Swiss studio Dost has transformed a 1960s restaurant into a heart treatment centre, featuring cork-lined cubicles and waiting rooms. Dost reorganised the existing rooms and corridors of the 260-square-metre space, which is spread over two floors of an existing building in the Swiss city. The team then added a range of cork-clad cubicles and waiting areas, intended to visually tie together the two levels.
“Carefully proportioned cubes structure the space and organise the paths for the user,” said the architects. “In this fashion, a backspace with a separate entrance and a light, courtyard-oriented patient area is created.
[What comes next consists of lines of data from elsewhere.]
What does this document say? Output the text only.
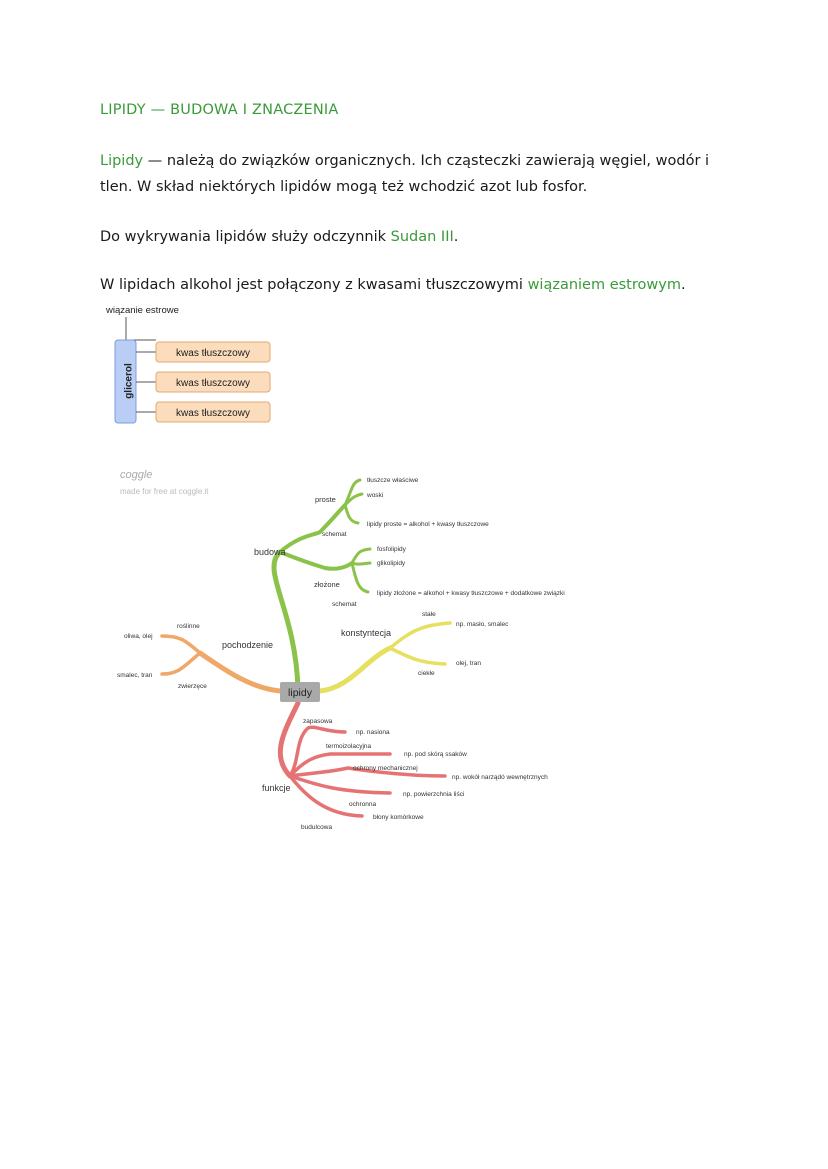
LIPIDY — BUDOWA I ZNACZENIA
Lipidy — należą do związków organicznych. Ich cząsteczki zawierają węgiel, wodór i
tlen. W skład niektórych lipidów mogą też wchodzić azot lub fosfor.
Do wykrywania lipidów służy odczynnik Sudan III.
W lipidach alkohol jest połączony z kwasami tłuszczowymi wiązaniem estrowym.
wiązanie estrowe
glicerol
kwas tłuszczowy
kwas tłuszczowy
kwas tłuszczowy
lipidy
coggle
made for free at coggle.it
budowa
proste
tłuszcze właściwe
woski
schemat
lipidy proste = alkohol + kwasy tłuszczowe
złożone
fosfolipidy
glikolipidy
schemat
lipidy złożone = alkohol + kwasy tłuszczowe + dodatkowe związki
pochodzenie
roślinne
oliwa, olej
zwierzęce
smalec, tran
konstyntecja
stałe
np. masło, smalec
ciekłe
olej, tran
funkcje
zapasowa
np. nasiona
termoizolacyjna
np. pod skórą ssaków
ochrony mechanicznej
np. wokół narządó wewnętrznych
ochronna
np. powierzchnia liści
budulcowa
błony komórkowe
A division of the waiting areas based on the urgency of the patient diminishes fear and promotes the feel of short waiting times,” they added.
The warm-toned cork material offsets the clinical white finishes of the rest of the space, helping to create a less sterile environment. “Natural cork provides for a comfortable sound reverberation, regulates humidity and absorbs odours,” said the architects. “The resulting spaces embody the main values of the clients – care and tranquility.”
Designed for the medical company Herzpraxis Zurich-Höngg and named Heart Surgery Zurich, the clinic treats patients with a range of cardiovascular conditions ranging from high blood pressure to heart disease.
Beyond the reception desk and initial waiting area, there is a suite of consultation and examination rooms, including spaces for heart imaging and stress testing. Seating is set into a niche in the cork walls, facing floor-ceiling windows by the courtyard. Magazines are placed on small white tables alongside.
Inside the consultation rooms store computer equipment is stored in black wall niches. The rooms are dressed with white and pastel-toned furniture, and have translucent curtains in front of the windows.